Here is my command for running hisat-3n-table: $ samtools view -h --exclude-flags 1024 -@4 MB1.markdup.bam |\ hisat-3n-table -p 4 --ref hg38-canonical.fa --alignments - --output-name MB1.CpG.tsv --base-change C,T --unique-only --CG-only

The program completes without emitting an error message. However, the MB1.CpG.tsv file contains ~1 million lines/CpG sites (all chromosomes are included), whereas, based on my previous experience at this depth of coverage (25x), >20 million CpG sites are expected. Do you have any explanation? I wonder whether it has something to do with how --CG-only function interact with the reference file? FYI, I am using hg38/GRCh38 assembly.
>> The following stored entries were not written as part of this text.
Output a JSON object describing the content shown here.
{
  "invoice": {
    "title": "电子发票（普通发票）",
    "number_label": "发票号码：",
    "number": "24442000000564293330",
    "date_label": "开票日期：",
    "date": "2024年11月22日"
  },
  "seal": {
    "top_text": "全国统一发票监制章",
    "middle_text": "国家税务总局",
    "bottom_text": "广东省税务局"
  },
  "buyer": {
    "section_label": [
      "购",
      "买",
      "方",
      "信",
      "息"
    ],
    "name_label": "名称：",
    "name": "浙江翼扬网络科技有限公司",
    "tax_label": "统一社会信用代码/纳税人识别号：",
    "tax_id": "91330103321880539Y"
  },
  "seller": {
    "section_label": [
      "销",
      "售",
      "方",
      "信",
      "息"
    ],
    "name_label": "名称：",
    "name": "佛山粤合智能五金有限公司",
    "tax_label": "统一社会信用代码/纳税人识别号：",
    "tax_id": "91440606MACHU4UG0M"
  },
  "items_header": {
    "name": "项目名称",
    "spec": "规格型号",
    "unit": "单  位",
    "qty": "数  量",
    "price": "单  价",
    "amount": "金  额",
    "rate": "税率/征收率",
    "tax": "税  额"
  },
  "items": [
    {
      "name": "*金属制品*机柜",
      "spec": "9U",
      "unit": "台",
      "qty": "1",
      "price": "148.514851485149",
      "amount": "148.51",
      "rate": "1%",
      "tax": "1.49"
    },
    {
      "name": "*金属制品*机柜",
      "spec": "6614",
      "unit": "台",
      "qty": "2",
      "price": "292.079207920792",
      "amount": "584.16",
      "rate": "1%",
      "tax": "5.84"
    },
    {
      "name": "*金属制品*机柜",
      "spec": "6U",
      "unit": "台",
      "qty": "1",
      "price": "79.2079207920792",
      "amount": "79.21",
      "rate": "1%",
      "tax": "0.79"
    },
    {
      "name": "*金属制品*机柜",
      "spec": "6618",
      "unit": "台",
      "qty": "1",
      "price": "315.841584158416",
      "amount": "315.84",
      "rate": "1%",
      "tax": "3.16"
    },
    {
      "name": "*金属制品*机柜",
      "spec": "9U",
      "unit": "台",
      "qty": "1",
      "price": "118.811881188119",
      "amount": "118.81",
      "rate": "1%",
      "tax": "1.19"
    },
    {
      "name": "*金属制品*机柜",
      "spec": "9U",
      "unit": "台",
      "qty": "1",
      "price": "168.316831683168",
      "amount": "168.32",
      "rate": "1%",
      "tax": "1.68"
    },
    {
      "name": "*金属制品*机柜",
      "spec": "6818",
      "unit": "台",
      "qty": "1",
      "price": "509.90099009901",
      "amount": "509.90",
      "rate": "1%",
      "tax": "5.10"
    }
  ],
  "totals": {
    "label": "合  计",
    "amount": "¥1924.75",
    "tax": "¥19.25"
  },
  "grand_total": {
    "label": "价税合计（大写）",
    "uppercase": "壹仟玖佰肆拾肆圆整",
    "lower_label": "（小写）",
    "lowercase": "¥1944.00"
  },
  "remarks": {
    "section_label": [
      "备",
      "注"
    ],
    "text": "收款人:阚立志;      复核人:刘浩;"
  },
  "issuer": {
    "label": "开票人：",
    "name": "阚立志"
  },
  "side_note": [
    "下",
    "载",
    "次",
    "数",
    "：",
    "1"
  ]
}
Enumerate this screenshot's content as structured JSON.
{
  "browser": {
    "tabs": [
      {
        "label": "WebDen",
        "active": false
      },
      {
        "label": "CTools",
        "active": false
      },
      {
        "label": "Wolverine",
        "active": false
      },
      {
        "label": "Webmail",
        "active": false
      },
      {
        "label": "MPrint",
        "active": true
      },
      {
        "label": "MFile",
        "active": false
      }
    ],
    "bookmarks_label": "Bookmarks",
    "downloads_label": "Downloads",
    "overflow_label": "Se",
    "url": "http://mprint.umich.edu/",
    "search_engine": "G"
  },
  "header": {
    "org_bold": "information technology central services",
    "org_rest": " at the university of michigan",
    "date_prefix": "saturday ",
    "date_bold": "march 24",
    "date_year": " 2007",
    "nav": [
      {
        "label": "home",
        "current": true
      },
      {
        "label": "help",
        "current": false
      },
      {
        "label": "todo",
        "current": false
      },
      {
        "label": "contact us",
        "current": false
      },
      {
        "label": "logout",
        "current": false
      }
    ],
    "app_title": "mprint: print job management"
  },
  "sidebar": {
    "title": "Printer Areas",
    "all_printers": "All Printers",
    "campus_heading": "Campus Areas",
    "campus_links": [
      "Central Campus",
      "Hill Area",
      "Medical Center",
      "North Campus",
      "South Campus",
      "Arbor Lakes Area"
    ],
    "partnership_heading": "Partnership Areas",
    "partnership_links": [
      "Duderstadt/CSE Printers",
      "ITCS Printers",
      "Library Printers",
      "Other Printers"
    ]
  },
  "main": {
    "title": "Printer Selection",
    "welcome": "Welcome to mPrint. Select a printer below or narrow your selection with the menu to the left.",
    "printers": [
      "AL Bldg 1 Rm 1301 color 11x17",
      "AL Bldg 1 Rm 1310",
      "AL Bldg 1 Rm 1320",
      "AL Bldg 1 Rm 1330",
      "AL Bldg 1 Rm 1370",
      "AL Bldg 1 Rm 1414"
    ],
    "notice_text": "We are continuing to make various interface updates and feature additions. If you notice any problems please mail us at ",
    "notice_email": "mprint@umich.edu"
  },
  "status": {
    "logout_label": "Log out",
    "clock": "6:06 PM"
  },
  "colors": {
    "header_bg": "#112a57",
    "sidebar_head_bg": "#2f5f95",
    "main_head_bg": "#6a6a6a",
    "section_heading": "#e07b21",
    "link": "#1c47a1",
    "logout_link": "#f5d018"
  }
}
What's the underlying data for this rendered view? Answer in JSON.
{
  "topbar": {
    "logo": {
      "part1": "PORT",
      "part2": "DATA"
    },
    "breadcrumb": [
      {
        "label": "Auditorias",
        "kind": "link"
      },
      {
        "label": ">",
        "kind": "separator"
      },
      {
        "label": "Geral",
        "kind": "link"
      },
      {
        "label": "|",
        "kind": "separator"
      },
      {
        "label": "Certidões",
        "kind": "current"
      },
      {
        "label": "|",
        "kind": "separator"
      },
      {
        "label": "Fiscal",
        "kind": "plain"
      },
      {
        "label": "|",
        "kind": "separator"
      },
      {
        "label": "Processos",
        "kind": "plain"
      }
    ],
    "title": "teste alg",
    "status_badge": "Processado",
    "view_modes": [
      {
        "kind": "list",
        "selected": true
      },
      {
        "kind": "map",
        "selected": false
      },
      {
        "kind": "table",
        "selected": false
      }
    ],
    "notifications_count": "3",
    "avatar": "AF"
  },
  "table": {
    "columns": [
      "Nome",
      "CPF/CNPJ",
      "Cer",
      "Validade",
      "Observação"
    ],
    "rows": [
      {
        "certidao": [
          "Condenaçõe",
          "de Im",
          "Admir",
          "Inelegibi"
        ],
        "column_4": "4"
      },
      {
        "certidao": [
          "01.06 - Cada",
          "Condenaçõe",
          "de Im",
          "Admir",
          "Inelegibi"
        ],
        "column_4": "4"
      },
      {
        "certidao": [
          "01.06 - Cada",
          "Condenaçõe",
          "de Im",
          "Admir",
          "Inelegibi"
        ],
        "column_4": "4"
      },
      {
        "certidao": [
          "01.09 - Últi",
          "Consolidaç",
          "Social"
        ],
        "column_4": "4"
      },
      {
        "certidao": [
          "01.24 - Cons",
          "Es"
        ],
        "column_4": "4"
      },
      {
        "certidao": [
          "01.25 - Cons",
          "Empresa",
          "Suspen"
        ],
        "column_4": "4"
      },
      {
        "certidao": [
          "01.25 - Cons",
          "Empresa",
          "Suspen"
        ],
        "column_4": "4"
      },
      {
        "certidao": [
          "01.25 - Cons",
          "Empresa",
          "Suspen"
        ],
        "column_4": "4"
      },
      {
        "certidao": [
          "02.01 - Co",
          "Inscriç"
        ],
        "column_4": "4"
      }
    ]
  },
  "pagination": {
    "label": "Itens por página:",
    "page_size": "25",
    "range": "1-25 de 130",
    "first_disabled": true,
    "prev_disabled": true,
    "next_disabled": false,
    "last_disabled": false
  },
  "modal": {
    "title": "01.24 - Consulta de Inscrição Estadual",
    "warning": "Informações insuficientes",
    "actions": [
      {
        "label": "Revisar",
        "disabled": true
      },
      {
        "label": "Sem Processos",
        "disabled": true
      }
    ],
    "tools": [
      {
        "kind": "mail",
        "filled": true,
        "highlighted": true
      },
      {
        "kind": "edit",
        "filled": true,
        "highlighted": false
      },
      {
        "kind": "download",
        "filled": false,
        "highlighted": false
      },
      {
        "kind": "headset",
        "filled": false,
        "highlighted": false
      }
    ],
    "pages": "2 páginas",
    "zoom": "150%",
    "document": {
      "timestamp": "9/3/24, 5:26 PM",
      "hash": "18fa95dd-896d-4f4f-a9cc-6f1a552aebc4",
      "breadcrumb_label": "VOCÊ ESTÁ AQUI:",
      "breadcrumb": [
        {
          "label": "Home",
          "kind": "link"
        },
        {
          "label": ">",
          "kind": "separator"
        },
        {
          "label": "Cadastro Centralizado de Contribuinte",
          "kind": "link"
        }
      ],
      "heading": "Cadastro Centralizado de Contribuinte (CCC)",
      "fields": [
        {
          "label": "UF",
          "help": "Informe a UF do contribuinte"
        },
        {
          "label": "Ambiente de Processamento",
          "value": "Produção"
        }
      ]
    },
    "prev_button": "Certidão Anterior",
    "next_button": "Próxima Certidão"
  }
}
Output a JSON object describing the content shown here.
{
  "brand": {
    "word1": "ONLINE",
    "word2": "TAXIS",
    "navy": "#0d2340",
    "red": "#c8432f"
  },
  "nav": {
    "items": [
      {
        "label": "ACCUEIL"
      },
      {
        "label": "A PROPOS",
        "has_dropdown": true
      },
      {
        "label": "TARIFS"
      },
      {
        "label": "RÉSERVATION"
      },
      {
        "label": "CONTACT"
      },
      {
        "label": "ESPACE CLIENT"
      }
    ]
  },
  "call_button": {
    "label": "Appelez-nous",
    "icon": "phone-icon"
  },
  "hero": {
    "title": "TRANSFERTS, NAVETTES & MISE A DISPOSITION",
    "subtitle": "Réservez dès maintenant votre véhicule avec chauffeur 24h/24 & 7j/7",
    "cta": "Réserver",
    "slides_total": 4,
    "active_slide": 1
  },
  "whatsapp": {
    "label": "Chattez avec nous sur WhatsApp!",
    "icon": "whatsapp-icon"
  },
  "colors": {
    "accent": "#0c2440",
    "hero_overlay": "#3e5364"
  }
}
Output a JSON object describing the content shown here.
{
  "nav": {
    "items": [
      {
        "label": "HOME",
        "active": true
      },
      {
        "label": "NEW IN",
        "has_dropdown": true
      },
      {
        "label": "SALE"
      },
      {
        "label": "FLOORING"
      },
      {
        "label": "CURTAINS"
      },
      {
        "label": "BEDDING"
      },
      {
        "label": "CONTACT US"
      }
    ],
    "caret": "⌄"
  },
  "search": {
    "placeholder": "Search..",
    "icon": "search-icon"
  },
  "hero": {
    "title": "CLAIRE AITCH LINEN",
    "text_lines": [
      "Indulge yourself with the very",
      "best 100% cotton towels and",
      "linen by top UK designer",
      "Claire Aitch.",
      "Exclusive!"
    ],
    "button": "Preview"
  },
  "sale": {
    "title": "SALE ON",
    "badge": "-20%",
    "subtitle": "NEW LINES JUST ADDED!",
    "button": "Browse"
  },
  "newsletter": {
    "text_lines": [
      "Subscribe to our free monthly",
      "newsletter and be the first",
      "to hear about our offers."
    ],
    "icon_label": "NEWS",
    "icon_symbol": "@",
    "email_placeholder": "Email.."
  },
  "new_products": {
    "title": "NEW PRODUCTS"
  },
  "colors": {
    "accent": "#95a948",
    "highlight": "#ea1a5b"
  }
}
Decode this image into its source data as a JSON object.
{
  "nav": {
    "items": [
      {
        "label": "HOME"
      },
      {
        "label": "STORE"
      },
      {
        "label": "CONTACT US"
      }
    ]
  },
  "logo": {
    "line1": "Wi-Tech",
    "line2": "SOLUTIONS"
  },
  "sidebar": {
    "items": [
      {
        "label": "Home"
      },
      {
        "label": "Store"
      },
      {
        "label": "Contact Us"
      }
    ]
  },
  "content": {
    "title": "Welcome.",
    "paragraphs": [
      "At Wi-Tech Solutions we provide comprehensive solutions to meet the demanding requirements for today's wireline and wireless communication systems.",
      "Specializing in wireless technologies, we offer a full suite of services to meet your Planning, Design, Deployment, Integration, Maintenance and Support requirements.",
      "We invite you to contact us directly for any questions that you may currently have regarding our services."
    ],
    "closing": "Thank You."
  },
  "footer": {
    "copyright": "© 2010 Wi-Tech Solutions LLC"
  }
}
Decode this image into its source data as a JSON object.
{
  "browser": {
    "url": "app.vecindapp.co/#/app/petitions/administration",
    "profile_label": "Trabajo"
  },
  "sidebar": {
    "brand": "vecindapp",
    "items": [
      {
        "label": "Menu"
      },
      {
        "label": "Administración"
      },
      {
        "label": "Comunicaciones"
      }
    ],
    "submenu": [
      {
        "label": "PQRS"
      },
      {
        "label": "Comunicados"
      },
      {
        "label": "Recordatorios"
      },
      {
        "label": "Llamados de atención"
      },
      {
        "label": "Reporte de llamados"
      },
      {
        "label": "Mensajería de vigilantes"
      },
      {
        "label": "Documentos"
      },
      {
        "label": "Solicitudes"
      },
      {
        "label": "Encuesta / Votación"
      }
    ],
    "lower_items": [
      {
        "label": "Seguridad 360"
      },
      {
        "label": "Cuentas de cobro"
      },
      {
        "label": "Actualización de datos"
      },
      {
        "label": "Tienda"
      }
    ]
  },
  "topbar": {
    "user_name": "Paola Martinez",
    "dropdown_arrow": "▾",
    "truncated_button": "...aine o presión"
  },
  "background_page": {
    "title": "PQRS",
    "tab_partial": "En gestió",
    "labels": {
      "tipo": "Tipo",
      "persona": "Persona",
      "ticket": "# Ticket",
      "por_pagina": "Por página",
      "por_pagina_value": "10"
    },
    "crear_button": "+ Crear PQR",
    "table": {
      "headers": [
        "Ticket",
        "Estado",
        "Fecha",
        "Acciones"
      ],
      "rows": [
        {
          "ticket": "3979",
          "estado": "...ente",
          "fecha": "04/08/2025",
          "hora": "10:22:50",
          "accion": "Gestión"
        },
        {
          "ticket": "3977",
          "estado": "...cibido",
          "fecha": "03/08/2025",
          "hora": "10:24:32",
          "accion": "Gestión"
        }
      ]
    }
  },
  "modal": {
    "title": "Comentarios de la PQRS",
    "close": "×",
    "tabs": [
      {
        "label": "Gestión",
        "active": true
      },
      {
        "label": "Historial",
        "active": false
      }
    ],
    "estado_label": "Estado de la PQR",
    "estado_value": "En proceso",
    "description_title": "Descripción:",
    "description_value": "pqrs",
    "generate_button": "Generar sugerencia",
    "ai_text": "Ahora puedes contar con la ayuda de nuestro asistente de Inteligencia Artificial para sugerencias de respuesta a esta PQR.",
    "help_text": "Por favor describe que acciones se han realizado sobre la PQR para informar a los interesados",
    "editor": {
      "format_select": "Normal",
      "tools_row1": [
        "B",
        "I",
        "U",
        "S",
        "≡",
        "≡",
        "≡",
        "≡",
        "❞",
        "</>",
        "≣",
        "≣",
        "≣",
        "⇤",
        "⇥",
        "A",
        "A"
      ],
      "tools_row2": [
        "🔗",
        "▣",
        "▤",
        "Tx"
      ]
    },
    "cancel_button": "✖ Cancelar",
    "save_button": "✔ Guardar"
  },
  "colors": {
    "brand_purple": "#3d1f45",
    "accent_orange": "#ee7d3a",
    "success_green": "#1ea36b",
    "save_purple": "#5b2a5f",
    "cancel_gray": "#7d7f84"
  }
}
imzhangyun commented 2 years ago

Hello Minji,

Sorry for the bug again. I just confirmed that we have bug for the --CG-only option. It will take me about 2 days to fix it.

Leo

imzhangyun commented 2 years ago

Hello Minji,

I believe I just fixed the --CG-only bug for hisat-3n-table. Could you pull the hisat-3n code and make it again?

Thanks, Leo

mjbyun commented 2 years ago

Thanks a lot for looking into this issue quickly! I'll try gain and let you know the outcome.

mjbyun commented 2 years ago

--CG-only works! Thank so much.

zhangzhiyangcs commented 2 years ago

Hi Minji, I am also user of bismark and bsmap. But there are different formats compared to hisat-3n table. I want to utilize the downstreams scripts of bsmap or bismark to get result of CHG, CHH sites and correponding statistical test. How do you deal with it? Could you give me some suggestions. Thanks a lot.